FREItag der 13te – SONNtag der 15te

hätte die illustration eine chance gehabt, wenn ich den schwarzen kommentar an den anfang gesetzt hätte? der text aus DAS DEUTSCHE TAROTBUCH wäre nicht gelesen worden # Albert Einstein: „ein atom ist leichter zu zertrümmern als ein vorurteil.“

denkblog@de auf privat zu setzen, erlaubt am tablet keine flüssige arbeitsweise. da nehm ich das kleinere übel in kauf. öffentlich privat, anders bin ich so oder so – immer schon gewesen.

im internet wird wahrsagerei – horoskope, schicksals-deutung – mißbraucht ! ratsuchende zahlen viel lehrgeld, bis sie endlich erkennen, daß sie betrogen wurden. jedoch im verhältnis zur echten spiritualität ist das nicht akzeptabel.

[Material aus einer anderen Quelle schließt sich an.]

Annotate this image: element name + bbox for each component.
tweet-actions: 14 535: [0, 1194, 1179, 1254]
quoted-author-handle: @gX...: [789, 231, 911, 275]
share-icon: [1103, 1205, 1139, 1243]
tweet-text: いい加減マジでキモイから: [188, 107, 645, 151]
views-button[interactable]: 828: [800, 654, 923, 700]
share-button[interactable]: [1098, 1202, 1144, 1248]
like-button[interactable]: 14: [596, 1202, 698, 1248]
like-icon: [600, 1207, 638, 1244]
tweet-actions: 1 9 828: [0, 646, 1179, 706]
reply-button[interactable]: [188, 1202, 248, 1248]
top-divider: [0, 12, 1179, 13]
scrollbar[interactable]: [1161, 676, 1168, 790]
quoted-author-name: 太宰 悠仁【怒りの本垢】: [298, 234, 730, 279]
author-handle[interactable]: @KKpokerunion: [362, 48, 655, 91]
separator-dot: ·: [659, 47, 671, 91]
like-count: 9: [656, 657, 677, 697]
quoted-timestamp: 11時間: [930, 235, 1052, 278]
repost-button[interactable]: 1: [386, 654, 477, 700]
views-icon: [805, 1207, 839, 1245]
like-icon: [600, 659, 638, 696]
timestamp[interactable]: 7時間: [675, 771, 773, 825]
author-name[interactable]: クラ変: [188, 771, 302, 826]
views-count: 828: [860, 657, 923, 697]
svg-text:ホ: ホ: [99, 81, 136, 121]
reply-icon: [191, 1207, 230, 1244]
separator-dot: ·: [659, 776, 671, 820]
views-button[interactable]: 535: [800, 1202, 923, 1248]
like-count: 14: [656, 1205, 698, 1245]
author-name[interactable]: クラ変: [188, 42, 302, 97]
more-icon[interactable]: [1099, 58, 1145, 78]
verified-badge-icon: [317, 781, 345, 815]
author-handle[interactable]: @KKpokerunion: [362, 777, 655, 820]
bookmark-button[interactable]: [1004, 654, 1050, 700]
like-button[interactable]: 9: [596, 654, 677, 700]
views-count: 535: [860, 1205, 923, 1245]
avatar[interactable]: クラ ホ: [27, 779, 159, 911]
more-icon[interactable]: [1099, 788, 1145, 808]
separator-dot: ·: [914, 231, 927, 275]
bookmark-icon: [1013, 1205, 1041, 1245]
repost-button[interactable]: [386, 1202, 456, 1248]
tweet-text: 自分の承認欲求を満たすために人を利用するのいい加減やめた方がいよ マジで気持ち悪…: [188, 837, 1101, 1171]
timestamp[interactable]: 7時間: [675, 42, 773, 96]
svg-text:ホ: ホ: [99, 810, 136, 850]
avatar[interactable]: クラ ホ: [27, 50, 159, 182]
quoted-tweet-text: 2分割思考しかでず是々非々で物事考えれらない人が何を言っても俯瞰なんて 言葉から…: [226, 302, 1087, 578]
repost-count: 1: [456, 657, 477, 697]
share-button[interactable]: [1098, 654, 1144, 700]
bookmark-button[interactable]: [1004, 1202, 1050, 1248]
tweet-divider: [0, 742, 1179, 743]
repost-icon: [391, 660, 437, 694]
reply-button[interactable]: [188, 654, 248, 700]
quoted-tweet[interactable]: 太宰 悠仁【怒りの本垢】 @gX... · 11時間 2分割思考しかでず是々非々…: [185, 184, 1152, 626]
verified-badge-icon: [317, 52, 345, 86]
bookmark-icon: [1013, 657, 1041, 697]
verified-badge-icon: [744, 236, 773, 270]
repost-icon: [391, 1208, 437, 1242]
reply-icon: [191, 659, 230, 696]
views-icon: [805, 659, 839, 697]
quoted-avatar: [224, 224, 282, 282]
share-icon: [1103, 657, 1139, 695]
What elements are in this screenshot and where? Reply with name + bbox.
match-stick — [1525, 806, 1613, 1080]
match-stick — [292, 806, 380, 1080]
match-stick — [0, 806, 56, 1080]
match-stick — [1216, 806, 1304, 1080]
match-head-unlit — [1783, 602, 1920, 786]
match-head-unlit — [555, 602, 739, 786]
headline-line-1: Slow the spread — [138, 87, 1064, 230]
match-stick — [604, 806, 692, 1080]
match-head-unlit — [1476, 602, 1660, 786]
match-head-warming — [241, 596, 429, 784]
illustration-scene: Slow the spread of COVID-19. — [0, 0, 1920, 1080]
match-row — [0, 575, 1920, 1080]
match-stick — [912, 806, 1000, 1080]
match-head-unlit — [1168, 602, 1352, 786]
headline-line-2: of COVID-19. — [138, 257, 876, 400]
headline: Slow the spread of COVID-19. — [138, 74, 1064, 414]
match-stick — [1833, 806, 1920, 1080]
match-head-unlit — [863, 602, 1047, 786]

zur geschichte der TAROT karten einen textauszug aus DAS DEUTSCHE TAROTBUCH

Seit vielen Jahren schon zählt das »Deutsche Tarotbuch« von A.Frank Glahn zu den gesuchtesten und seltensten Büchern. Es war während der NS-Zeit verboten und wurde eingestampft. ( auszug aus dem klappentext / 7. auflage 1979, © 1958 by Hermann Bauer Verlag ). im besten der bücher zum thema TAROT werden weitaus mehr texte aus der geschichte uralter quellen einbezogen, u.a. die Kaballa und die Runen. im flüchtigen überfliegen nicht zu begreifen – dann bleibt nur ein vacuum.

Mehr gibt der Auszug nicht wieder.